Context: I am creating an app that stores its data in the location.hash. I want to encode as few characters as possible to maintain maximum legibility.
As explained in this answer, reserved characters are different for each segment of the URL. So what are the limitations for URL Fragment/location.hash specifically?
Related post: Unicode characters in URLs
According to RFC 3986: Uniform Resource Identifier (URI):
fragment = *( pchar / "/" / "?" )
pchar = unreserved / pct-encoded / sub-delims / ":" / "@"
unreserved = ALPHA / DIGIT / "-" / "." / "_" / "~"
pct-encoded = "%" HEXDIG HEXDIG
sub-delims = "!" / "$" / "&" / "'" / "(" / ")"
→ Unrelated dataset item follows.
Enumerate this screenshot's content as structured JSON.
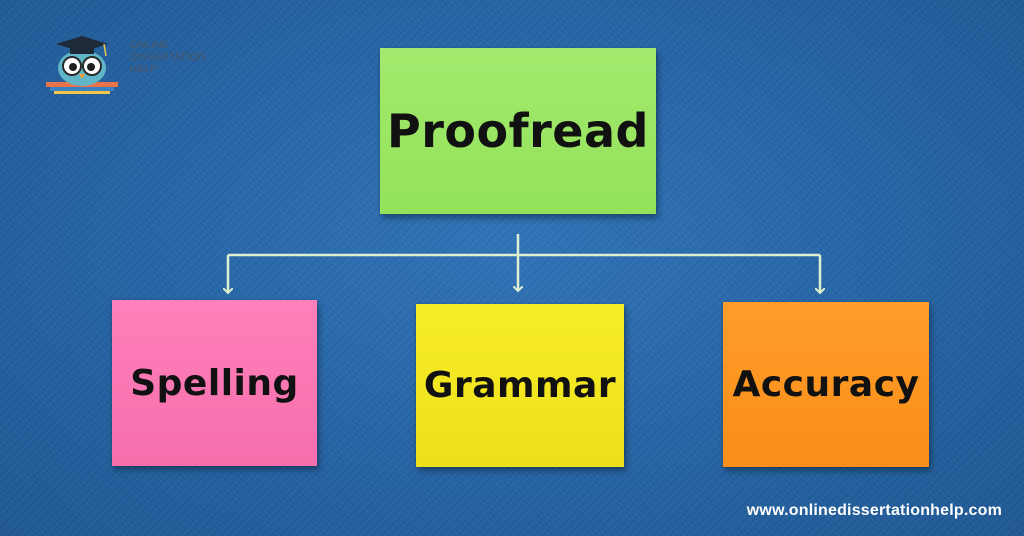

/ "*" / "+" / "," / ";" / "="
Unpacking all that, and ignoring percent-encoding, I find the following set of characters:
abcdefghijklmnopqrstuvwxyzABCDEFGHIJKLMNOPQRSTUVWXYZ0123456789-._~!$&'()*+,;=:@/?
Although the RFC does not mandate a particular encoding and deals in characters only (not bytes), according to Section 2.3 ALPHA
means ASCII only, i.e. the 26 letters of the Latin alphabet. Any non-ASCII letters must therefore be percent-encoded.